The truth is that all of the valuations should be tied together with rubber bands. They can drift apart, but eventually that creates an opportunity for someone to make money by doing something that tightens the rubber bands. The idea that the rubber bands should be perfectly tight is a bit silly.
Literal changes in the stock price are actually mediated through market makers. This is a bank or other institution that sits on an "inventory" of shares of the stock and they set a bid price and an asking price where the bid is lower than the ask. They protect themselves from the possibility that the price of their inventory changes underneath them by buying, selling, or "writing" options on the stock that zero out their profit or loss if the stock price changes.

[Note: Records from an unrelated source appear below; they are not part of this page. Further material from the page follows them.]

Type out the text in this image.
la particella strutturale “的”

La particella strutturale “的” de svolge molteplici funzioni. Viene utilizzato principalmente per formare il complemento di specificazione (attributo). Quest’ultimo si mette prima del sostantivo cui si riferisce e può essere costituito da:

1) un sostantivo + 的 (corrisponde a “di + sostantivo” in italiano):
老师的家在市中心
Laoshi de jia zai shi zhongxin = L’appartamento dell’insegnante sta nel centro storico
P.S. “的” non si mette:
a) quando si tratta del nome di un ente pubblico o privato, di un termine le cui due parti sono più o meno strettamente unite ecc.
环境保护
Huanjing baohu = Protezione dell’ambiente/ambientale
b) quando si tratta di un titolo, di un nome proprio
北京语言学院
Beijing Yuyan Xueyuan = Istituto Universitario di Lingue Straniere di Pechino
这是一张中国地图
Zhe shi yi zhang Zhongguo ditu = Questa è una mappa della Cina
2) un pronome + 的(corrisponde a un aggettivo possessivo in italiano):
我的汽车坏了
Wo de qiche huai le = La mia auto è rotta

They move the bid and ask prices in response to people's actions. If people are buying and selling in equal volume, the price stays level, if there's a tilt in one direction, the price moves that way. (Note however that traditional marketmaking is essentially being replaced by HFT algorithms.)
Write your congressman. Tell him he sucks.
(Score: 0) by Anonymous Coward on Thursday April 30 2015, @11:03AM
The "correct" value of a company is how much its dividends will pay from now to eternity (corrected with inflation etc, of course). The stock price should reflect the current approximation of that. If it's obviously more or less than that, we are dealing with gambling rather than investment.
(Score: 1) by Rickter on Thursday April 30 2015, @11:28AM
Ideally, the price of a stock would be priced based on the present value of future (predicted) profits, discounted for how far in the future those profits at a rate based on the risk of that stock. And most large caps (Microsoft, Apple, Walmart, etc.) are priced this way.
Stocks of companies that aren't profitable yet, or companies that still have significant room to grow have their prices set more by the people who are most excited by the potential of the company, even if the expectations are realistic. So, if investor A decides he's willing to pay 50 times the profit for a company, and investor B is only willing to pay 10, who do you think the current stock owner is going to sell to? Investor A who is willing to pay more, but that isn't going to make him a lot of profit when the company stops growing UNLESS the company can keep growing for two or three decades to overcome the price disadvantage. If you want to want to understand more about this, you might be interested in reading about investing and emotion (I find that Elliot wave analysts, based on Fibonacci number analysis of market prices are excellent at explaining this), v. fundamental investing, which takes a more analytical approach.
(Score: 2) by snick on Thursday April 30 2015, @01:07PM
High speed traders.
They take their skim from every transaction executed by mere mortals, while providing exactly no value in efficient allocation of capital.
(Score: 0) by Anonymous Coward on Thursday April 30 2015, @01:47PM
> what physically controls the prices on the market
Supply and demand spread of thousands and thousands of individual investors.